Fix This

Were you aware that rape in the third degree isn’t a crime in Washington if it’s done to a married partner? I was not. I had just assumed that by 2013, someone would have fixed that. Fortunately, Roger Goodman is offering a bill this session to make spousal rape a crime in all circumstances.

Washington is one a handful of states where marriage remains an absolute defense against allegations of some forms of rape and sexual assault, and lawmakers considered a proposal Tuesday that would change that.

House Bill 1108 would remove the spousal exemption from both rape in the third degree – in which no physical force is used – and from taking indecent liberties.

“There is no such thing as legitimate rape,” said Rep. Roger Goodman, D-Kirkland. “We have to get rid of this marital rape exception and catch up with the rest of the country.”

According to the article, he thinks it has a good chance of passage. I hope so, but I don’t see a Senate version (it could be that I missed it, the legislative search isn’t intuitive, at least to me).
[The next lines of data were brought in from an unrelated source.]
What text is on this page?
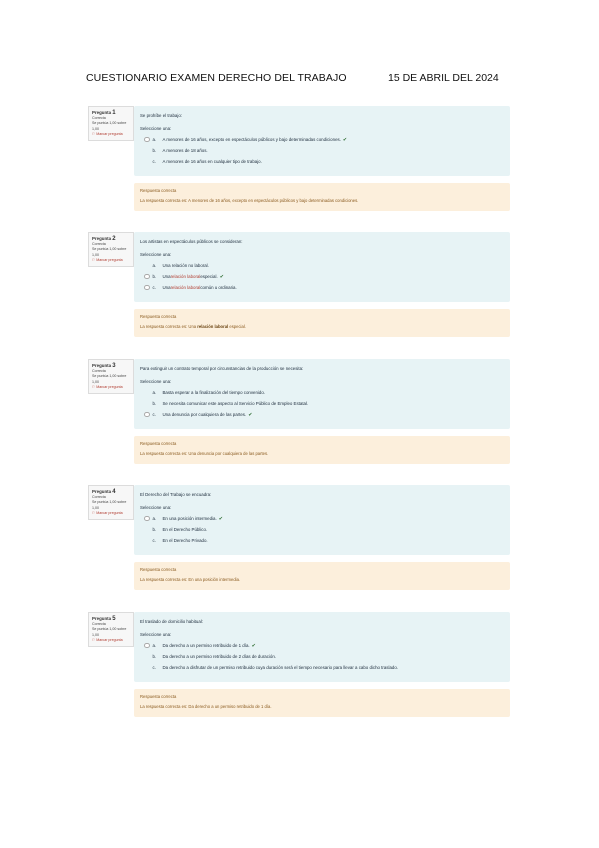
CUESTIONARIO EXAMEN DERECHO DEL TRABAJO	15 DE ABRIL DEL 2024
Pregunta 1
Correcta
Se puntúa 1,00 sobre 1,00
⚐ Marcar pregunta
Se prohíbe el trabajo:
Seleccione una:
a.	A menores de 16 años, excepto en espectáculos públicos y bajo determinadas condiciones. ✔
b.	A menores de 18 años.
c.	A menores de 16 años en cualquier tipo de trabajo.
Respuesta correcta
La respuesta correcta es: A menores de 16 años, excepto en espectáculos públicos y bajo determinadas condiciones.
Pregunta 2
Correcta
Se puntúa 1,00 sobre 1,00
⚐ Marcar pregunta
Los artistas en espectáculos públicos se consideran:
Seleccione una:
a.	Una relación no laboral.
b.	Una relación laboral especial. ✔
c.	Una relación laboral común u ordinaria.
Respuesta correcta
La respuesta correcta es: Una relación laboral especial.
Pregunta 3
Correcta
Se puntúa 1,00 sobre 1,00
⚐ Marcar pregunta
Para extinguir un contrato temporal por circunstancias de la producción se necesita:
Seleccione una:
a.	Basta esperar a la finalización del tiempo convenido.
b.	Se necesita comunicar este aspecto al Servicio Público de Empleo Estatal.
c.	Una denuncia por cualquiera de las partes. ✔
Respuesta correcta
La respuesta correcta es: Una denuncia por cualquiera de las partes.
Pregunta 4
Correcta
Se puntúa 1,00 sobre 1,00
⚐ Marcar pregunta
El Derecho del Trabajo se encuadra:
Seleccione una:
a.	En una posición intermedia. ✔
b.	En el Derecho Público.
c.	En el Derecho Privado.
Respuesta correcta
La respuesta correcta es: En una posición intermedia.
Pregunta 5
Correcta
Se puntúa 1,00 sobre 1,00
⚐ Marcar pregunta
El traslado de domicilio habitual:
Seleccione una:
a.	Da derecho a un permiso retribuido de 1 día. ✔
b.	Da derecho a un permiso retribuido de 2 días de duración.
c.	Da derecho a disfrutar de un permiso retribuido cuya duración será el tiempo necesario para llevar a cabo dicho traslado.
Respuesta correcta
La respuesta correcta es: Da derecho a un permiso retribuido de 1 día.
The Senate has promised no social issues this session, but this is the sort of social issue that the legislature needs to solve, like right fucking now.

So this seems like the sort of bill that public pressure could make sure to push to the governor’s desk. If you want to thank Roger Goodman for sponsoring it, you can here. If you want to find info on the bill, including the other co-sponsors, you can here. If you want to write your legislator, you can find them here. My email to my legislators is below the fold.

I’m writing about House Bill 1108, to make marital rape in the third degree a crime. When I read that it wasn’t a crime in Washington state, I was horrified! This seems like the sort of anachronism that should have been taken care of decades ago. So I’m asking both for your support of it and to help make sure doesn’t get lost in the shuffle of the budget negotiations.

Thank you

Carl Ballard

Comments

  1. 1

    Roger Rabbit spews:

    There was a time when you couldn’t sue your spouse, so if you got in a car accident with your husband or wife, your insurance company wouldn’t pay. This common law rule was intended to prevent fraud — you know, husband/wife colluding against the insurer. Washington courts changed it years ago. The spousal rape immunity does have a reason, likewise grounded in fear of dishonesty: A married couple has sex, then quarrel, then the wife settles scores by accusing her husband of rape. Like many (or all) hidebound legal constructs of the ancien regime, it’s probably time for this one to go, too. Also, one of these days, we should allow women, minorities, and Democrats to vote.

  2. 2

    rhp6033 spews:

    The absence of rape protections for a married woman also goes far back in time to the idea that a woman was the property of her husband. If she didn’t consent, he had the right to take it from her by force, if necessary. The rest, as RR sais, is that it continued out of fear of fraud and questions about how one would be fairly prosecuted in light of the rules prohibiting spouses from testifying against each other.

    Of course, what we are really talking about are cases where the husband and wife are seperated, and the rape occurs when the guy shows up and takes out his frustrations on his wife. It is usually accompanied by other forms of domestic violence.